Three-day Chattanooga event to honor Vietnam veterans

Honoring veterans

The event takes place Monday- Wednesday, March 27-29. Here’s the lineup:› March 27 Supper and Pinning Ceremony at 5:30 p.m. at First Tennessee Pavilion, 1826 Carter St.› March 28 Showings of the movie “We Were Soldiers,” 10 a.m., 1:30 p.m. and 4 p.m., Tivoli Theatre, 709 Broad St.› March 29 Candlelight memorial event at 6 p.m. at the National Cemetery, 1200 Bailey Ave.

When Chris Linville got out of the Navy in 1969 after serving on the front lines as a Navy corpsman during the Vietnam conflict, he returned to Tennessee and signed up for night classes at the University of Tennessee in Knoxville.

During one class, a fellow student went around to the other students, asking everyone to show up for an anti-war rally the next day.

"I got quite agitated and went home and dug out my uniform my medals and wore it the next day," Linville says.

He was cursed and shunned by his fellow students for the rest of the semester and didn't touch the uniform again until many years later when he felt a need to reconnect with his past. As part of that reconnection, he got involved in a few veterans organizations.

Just last month, he ran into a guy wearing a Vietnam veteran ballcap and realized it was a dad he had coached youth baseball with years ago.

"Our sons were best friends and neither of us knew the other had served because we never talked about it," Linville says. Even after more than 40 years, "lot of guys don't feel comfortable yet."

His experience returning home after the unpopular war is fairly typical for Vietnam veterans, but the Department of Defense and fellow vets are trying to do something about it. Veterans who served during the conflict, primarily from 1965 to 1975, will be honored during three days of events, including a pinning ceremony and dinner, from Monday-Wednesday, March 27-29.

The U.S. Senate declared March 29 as "Welcome Home Vietnam Veterans Day" in 2011 and groups around the country have been holding ceremonies since. A small one was held at the National Cemetery in Chattanooga last year, but a local committee has been working all year to put together a bigger event this year.

The committee is working with Chapter 203 of the Vietnam Veterans of America and seven area chapters of the Daughters of the American Revolution, as well as the city and county mayors offices on this year's events.

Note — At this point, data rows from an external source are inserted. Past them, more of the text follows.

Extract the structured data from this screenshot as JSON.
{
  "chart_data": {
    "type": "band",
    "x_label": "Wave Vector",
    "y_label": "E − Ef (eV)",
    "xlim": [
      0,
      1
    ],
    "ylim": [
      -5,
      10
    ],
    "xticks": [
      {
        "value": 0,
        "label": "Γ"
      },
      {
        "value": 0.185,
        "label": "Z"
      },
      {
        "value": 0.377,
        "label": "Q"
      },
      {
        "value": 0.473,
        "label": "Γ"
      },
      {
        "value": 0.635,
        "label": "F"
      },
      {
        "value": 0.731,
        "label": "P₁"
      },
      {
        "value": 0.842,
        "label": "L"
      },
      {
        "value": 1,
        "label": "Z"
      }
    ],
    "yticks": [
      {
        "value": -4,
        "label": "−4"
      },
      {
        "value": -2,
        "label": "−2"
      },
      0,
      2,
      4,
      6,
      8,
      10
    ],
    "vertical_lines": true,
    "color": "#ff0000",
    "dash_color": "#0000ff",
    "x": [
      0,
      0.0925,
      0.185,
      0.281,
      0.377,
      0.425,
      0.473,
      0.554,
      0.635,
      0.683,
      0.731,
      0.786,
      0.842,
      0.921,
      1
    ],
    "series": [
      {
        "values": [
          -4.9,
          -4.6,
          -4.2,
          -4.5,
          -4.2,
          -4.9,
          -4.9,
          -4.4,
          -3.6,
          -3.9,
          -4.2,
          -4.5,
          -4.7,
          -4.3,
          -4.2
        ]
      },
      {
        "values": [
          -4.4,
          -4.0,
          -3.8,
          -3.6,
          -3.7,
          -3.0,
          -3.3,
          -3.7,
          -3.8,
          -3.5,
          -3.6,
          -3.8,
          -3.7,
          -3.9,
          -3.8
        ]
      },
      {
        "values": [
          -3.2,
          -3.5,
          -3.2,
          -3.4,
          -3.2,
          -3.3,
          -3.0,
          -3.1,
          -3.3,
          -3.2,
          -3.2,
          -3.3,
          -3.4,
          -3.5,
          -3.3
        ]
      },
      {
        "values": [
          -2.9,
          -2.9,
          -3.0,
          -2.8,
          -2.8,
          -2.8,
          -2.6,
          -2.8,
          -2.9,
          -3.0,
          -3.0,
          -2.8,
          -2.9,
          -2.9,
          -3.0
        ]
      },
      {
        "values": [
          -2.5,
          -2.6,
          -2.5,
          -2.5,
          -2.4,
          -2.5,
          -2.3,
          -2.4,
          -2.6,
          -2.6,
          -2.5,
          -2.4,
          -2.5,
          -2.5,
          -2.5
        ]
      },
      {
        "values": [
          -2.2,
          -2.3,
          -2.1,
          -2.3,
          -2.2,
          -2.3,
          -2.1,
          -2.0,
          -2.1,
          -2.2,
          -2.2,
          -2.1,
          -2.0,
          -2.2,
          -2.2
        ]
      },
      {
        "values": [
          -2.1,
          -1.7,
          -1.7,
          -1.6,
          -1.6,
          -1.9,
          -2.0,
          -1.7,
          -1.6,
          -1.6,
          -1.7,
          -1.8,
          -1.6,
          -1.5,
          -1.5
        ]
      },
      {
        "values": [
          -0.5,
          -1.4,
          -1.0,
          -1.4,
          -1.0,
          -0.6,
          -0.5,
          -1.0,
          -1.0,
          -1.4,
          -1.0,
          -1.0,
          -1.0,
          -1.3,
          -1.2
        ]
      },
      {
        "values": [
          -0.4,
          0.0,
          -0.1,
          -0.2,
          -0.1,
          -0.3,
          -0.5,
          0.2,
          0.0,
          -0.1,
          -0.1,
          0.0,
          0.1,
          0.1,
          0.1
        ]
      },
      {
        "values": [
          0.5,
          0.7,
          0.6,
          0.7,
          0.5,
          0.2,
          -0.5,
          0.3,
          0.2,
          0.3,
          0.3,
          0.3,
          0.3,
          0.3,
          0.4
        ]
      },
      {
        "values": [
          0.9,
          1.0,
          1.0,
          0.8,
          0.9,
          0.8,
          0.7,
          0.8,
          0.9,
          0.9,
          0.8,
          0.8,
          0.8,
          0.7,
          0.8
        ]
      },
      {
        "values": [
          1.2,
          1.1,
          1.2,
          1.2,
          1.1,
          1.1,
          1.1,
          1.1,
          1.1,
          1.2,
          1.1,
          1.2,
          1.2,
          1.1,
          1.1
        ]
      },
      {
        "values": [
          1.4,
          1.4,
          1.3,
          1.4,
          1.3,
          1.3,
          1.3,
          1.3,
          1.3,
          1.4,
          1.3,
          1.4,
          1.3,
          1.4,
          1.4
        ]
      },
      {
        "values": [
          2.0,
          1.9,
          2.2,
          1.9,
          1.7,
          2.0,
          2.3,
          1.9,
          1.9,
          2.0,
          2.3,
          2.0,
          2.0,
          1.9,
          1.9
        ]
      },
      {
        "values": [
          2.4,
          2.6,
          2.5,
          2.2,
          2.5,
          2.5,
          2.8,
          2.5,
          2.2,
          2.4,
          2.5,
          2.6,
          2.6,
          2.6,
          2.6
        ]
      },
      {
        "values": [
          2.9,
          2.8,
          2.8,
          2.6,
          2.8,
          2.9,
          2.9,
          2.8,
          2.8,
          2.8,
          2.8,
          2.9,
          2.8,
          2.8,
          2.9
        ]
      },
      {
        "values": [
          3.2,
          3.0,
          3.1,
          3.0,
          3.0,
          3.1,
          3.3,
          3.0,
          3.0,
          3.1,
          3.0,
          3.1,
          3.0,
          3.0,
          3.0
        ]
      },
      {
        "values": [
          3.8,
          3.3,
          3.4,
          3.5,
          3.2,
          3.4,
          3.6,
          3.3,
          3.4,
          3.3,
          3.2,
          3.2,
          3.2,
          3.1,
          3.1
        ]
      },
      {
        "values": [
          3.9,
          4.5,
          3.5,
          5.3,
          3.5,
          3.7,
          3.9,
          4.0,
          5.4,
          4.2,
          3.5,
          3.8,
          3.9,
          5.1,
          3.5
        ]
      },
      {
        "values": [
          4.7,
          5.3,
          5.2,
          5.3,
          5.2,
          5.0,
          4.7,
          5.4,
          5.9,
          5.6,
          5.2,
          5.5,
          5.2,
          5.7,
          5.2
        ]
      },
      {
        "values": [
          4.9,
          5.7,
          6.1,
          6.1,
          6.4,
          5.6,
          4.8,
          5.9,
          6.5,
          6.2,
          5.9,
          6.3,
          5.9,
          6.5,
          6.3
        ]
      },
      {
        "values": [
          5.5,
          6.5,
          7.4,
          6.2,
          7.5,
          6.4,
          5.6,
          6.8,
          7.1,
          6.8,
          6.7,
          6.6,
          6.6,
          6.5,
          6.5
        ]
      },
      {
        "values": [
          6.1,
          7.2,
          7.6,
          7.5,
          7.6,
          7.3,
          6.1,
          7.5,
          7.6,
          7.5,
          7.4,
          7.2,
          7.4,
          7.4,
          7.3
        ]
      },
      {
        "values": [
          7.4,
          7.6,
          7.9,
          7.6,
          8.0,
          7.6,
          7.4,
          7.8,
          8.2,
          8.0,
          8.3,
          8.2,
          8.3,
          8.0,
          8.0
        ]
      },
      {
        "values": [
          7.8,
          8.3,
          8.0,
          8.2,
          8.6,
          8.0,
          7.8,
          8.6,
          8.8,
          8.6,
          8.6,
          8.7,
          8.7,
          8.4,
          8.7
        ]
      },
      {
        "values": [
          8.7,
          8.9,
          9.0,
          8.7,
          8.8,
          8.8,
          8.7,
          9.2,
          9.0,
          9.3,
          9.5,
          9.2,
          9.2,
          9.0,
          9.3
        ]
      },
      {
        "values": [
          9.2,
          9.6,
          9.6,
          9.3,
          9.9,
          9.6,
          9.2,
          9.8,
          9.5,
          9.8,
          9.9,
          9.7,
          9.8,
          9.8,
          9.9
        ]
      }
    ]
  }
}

Bud Alley is event chairman and says this year's three-day event will include a supper and a ceremony to give veterans a Vietnam War Commemorative Lapel Pin at First Tennessee Pavilion on March 27, three showings at the Tivoli Theatre of the movie "We Were Soldiers Once," starring Mel Gibson and based on the book "We Were Soldiers Once And Young" by Joe Galloway and Lt. Gen (ret.) Hal Moore, on March 28 and a candlelight event at the National Cemetery on March 29.

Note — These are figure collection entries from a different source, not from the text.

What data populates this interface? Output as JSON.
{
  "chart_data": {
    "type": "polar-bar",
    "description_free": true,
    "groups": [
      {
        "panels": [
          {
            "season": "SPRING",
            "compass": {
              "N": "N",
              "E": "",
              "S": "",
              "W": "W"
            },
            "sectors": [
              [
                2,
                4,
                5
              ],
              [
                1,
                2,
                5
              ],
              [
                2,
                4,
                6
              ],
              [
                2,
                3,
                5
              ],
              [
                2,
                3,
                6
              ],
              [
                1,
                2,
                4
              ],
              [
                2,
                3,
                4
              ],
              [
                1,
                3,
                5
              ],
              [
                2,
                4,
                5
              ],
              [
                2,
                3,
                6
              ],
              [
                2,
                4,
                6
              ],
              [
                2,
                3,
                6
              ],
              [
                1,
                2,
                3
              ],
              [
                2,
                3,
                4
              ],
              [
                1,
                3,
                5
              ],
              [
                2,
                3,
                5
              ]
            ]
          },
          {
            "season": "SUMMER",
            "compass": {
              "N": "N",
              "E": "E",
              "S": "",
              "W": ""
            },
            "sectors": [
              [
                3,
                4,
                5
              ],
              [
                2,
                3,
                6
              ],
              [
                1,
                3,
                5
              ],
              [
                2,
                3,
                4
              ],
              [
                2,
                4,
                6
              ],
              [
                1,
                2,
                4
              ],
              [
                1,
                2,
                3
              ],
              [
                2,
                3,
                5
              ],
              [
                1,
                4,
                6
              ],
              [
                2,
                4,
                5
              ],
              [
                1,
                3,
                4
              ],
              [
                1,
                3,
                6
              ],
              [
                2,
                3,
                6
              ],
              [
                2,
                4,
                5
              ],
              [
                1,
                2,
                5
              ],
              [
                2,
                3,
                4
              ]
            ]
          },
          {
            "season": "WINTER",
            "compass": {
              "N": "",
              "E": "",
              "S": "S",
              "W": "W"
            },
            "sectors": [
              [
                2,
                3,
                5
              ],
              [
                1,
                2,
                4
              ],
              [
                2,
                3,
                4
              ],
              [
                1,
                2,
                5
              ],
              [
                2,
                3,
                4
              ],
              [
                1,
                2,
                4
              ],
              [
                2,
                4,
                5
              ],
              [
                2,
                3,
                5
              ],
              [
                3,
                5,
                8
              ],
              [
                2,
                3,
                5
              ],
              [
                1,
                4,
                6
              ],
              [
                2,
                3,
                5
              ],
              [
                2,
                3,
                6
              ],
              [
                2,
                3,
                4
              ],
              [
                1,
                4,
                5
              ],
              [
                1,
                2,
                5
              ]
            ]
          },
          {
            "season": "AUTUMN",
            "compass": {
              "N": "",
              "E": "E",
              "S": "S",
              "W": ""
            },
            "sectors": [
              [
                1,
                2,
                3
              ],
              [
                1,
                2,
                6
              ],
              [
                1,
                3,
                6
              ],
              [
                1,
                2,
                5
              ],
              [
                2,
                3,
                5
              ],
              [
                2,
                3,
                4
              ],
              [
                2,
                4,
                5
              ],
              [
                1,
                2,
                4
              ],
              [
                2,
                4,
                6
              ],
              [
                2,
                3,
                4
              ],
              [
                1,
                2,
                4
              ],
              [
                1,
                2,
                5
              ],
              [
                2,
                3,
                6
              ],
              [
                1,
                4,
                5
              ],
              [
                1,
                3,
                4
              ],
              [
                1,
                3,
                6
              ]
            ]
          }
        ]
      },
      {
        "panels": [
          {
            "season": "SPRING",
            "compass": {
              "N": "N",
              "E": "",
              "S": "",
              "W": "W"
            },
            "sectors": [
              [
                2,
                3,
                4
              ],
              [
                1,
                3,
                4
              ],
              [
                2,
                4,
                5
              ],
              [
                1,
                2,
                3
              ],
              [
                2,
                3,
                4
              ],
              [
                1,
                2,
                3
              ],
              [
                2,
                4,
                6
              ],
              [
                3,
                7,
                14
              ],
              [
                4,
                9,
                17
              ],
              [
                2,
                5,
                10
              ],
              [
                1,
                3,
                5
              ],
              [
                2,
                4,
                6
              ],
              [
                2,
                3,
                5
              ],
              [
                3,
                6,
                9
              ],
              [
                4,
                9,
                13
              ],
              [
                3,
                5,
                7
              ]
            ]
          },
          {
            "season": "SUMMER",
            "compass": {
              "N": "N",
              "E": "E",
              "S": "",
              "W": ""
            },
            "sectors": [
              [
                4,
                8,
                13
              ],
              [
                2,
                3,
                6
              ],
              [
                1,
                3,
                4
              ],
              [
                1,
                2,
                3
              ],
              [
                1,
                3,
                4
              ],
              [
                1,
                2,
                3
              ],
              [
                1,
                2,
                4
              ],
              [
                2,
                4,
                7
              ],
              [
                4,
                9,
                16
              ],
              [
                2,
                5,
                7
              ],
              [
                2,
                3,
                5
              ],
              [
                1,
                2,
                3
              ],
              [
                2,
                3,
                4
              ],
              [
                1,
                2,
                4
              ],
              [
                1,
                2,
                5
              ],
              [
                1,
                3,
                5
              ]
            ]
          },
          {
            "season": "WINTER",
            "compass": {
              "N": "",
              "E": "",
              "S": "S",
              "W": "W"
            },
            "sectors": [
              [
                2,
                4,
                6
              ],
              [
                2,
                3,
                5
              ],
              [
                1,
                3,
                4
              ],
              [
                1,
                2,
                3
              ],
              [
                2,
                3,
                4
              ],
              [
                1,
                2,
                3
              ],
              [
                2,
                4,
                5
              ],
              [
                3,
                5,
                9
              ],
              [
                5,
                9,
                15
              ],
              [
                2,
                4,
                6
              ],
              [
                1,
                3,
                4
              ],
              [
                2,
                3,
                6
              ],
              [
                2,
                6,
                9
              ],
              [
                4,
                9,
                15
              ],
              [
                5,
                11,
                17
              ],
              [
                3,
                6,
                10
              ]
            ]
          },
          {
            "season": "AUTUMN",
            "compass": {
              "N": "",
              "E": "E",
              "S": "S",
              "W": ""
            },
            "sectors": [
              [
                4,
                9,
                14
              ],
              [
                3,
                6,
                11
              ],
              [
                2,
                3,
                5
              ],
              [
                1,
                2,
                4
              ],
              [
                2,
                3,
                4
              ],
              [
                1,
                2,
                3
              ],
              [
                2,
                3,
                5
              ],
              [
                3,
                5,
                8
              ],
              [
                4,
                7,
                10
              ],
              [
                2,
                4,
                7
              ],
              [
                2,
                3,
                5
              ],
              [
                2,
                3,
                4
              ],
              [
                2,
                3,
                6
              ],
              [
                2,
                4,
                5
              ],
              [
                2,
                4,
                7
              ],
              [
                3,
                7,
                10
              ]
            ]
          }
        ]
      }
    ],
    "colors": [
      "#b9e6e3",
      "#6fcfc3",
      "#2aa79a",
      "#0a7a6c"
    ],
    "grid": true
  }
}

While here, Galloway will conduct 14 interviews of veterans at Girls Preparatory School and those oral histories will be filmed and sent to the National Archives and the Department of Defense.

Willie Kitchens and Jericho Brass will provide entertainment at the pavilion event, and several local vendors will be providing food.

Galloway was a foreign and war correspondent who covered several wars, including Vietnam, during his career. "We Were Soldiers Once And Young" focuses on the role of the First and Second Battalions of the 7th Cavalry Regiment in the Battle of the Ia Drang Valley, the United States' first large-unit battle of the war. Alley has written his own account of the fighting in the Ia Drang Valley in 1965 where he stationed as a young soldier.

Alley says the events here in March are designed to finally honor the soldiers who fought and, in some cases, gave their lives during the war. The names of all 124 soldiers from the area who were killed in action will be read during the candlelight service at the National Cemetery. These veterans have mostly been ignored or forgotten over the years because of the political and social hotbed that was the war, he says.

Soldiers, who were often teenagers right out of high school or just entering college, were spit on and called things like "baby killer" upon returning home. Many withdrew into themselves and rarely talk about their experience, much less participate in social activities with other veterans.

Linville, a member of the events committee, says, "It's easier for vets to talk to another veteran."

"We want veterans to come out of the woods," Alley says. "This is a safe perimeter."